While Noel scrambled on the ground, I quickly began preparing a way to incapacitate her. First, I prepared a powerful ball of fire and flung it towards her. Noel could have blocked this attack with her silver bubbles but she was in no position to cast a spell, especially with the other pellets of diamond coming towards her. She tried to dodge the fireball the same way she had avoided the pellets.
The fireball exploded when it got close to her. I activated another spell to suck the oxygen from the air at just the right time. By timing this with when she appeared to be breathing in, I was able to give her body a terrible shock as she was flung aside. Her lungs would probably feel like they were burning, but I’d controlled the smoke and ash to make sure she wasn’t in any real danger. But this gave me enough time to rush over to her with flight magic and put my hand on her head.

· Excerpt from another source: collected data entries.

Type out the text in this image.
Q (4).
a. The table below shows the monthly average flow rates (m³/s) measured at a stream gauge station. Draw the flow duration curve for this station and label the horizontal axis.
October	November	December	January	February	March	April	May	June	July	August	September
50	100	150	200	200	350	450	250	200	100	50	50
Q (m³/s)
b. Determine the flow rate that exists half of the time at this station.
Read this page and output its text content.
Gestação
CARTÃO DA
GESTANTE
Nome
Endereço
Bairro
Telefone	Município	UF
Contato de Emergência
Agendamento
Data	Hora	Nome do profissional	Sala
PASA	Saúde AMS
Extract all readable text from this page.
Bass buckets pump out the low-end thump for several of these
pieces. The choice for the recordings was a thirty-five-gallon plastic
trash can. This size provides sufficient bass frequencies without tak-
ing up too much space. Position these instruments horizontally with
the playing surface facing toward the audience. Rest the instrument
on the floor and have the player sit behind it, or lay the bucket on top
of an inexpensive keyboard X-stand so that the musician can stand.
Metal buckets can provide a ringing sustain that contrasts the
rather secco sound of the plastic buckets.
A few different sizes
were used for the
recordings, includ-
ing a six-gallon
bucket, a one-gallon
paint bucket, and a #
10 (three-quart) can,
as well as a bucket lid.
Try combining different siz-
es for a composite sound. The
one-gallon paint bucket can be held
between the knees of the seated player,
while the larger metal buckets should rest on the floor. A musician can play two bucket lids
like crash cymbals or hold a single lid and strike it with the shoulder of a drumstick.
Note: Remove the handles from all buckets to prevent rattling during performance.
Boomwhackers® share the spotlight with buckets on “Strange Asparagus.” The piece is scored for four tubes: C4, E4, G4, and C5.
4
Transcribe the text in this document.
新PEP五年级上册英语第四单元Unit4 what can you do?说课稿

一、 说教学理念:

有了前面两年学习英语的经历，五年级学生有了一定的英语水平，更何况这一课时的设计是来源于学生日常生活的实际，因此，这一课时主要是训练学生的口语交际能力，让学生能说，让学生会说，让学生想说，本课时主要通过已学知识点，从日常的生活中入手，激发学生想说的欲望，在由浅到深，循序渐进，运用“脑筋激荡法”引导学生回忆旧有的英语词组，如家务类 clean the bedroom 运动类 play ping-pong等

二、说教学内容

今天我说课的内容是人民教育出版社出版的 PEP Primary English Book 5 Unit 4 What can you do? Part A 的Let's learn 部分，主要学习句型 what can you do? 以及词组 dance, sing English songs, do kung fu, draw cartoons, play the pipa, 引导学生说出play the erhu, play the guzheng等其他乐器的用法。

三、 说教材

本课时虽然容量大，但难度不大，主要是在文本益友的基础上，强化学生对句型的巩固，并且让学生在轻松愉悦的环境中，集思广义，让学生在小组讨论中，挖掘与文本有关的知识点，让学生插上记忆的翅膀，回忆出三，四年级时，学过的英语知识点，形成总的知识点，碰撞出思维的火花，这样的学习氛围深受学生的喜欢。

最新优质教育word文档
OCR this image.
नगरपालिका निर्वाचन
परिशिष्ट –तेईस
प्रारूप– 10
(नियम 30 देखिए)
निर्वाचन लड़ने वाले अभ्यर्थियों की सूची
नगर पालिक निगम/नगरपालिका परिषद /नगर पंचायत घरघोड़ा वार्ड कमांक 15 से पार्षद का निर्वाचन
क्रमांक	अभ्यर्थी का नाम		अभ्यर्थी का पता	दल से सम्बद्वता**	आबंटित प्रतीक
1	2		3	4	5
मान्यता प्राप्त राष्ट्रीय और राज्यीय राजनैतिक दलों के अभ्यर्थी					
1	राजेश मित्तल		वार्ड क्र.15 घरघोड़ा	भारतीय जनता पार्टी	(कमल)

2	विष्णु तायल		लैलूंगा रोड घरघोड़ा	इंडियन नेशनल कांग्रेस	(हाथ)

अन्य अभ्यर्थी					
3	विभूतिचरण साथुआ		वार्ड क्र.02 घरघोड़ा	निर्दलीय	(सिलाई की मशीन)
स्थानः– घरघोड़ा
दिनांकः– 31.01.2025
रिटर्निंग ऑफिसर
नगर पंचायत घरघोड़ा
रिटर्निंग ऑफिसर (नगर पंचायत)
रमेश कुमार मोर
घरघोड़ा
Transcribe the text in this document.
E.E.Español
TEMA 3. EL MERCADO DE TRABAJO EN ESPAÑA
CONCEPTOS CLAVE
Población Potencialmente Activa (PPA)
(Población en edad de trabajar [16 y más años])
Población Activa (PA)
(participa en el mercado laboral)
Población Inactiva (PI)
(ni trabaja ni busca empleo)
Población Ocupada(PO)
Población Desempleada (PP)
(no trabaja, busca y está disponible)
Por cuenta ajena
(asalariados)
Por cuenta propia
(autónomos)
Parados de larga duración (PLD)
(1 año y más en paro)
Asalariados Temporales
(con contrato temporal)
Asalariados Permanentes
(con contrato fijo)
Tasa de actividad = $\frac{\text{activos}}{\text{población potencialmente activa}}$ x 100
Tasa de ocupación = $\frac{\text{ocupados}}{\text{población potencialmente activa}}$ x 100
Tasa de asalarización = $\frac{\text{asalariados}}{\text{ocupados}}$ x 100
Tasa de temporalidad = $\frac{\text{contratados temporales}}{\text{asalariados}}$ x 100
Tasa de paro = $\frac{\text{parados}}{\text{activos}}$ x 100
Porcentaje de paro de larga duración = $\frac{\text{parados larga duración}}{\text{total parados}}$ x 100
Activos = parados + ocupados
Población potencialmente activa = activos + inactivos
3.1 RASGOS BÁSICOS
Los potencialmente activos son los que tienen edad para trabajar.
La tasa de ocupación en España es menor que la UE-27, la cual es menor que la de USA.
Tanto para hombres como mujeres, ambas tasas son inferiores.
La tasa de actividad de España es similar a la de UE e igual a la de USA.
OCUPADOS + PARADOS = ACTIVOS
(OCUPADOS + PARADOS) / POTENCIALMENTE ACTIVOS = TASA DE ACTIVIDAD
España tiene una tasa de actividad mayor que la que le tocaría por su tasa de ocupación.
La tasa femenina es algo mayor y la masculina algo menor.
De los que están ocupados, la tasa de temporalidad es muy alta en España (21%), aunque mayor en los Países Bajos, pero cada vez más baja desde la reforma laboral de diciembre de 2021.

The Simurgh had said it would give me the skill I needed to reveal the Books and sure enough, as I put my hand on Noel’s head, weird words started falling out of my mouth like drool. The words formed into a poem, giving a new meaning to Wordsworth’s famous line about poetry being “the spontaneous overflow of powerful feelings.”
I didn’t recognize the words either, but as I began to utter them, the sky darkened and thunder roiled and rumbled. The silver moon glared with an intense silver shine but the shadow of the Simurgh kept the moonlight from falling on my body. A wild cacophonous melody erupted around me but calm birdsong soon overpowered it, leaving me with only a little nosebleed.
At the same time, I brought Alek Izlandi down to my side. The demon Ikon was wide-eyed and green-faced, and he barely resisted as I placed my other hand on his head and began chanting as well. This time, the red star shone fiercely, slamming into the contest between the silver moonlight and the bird-like shadow, but unable to break through as well. Weird whispers also filled the air but the birdsong overpowered that too.
The world stilled. The crunching gravel, the whistling wind, the thunder, an arc of lightning frozen like a scar in the sky. A bead of sweat dangled off an eyelash, unable to drop down to the ground below. The only thing that moved were my lips, but I couldn’t feel them moving. The only sound that could travel were the words I was speaking, but I couldn’t hear them. My body was moving inside the temporal limbo, as if running on auto-pilot.
Or perhaps like a puppet dancing on a stage, oblivious to the strings holding up its body.
I finished the words and two pages appeared on my hands. To my left, Alek turned into the Book of the Future, and on my right, Noel turned into the Book of the Present.
The Simurgh’s shadow shook. The silver moon shuddered. And a red glare blinked like an eyeball that had just been rubbed by a clumsy hand. All three Immortals looked down at me with surprise.
I smiled, picked up both books, and began to move in the limbo. I imagined the scene was akin to Pinocchio coming to life in Geppetto’s workshop. People often forget that in Collodi’s famous story, Pinocchio started out as a talking log—alive before he was carved into a puppet. And also, that the first part that was carved was Pinocchio’s infamous nose.
Pinocchio, you see, had been born to be a liar.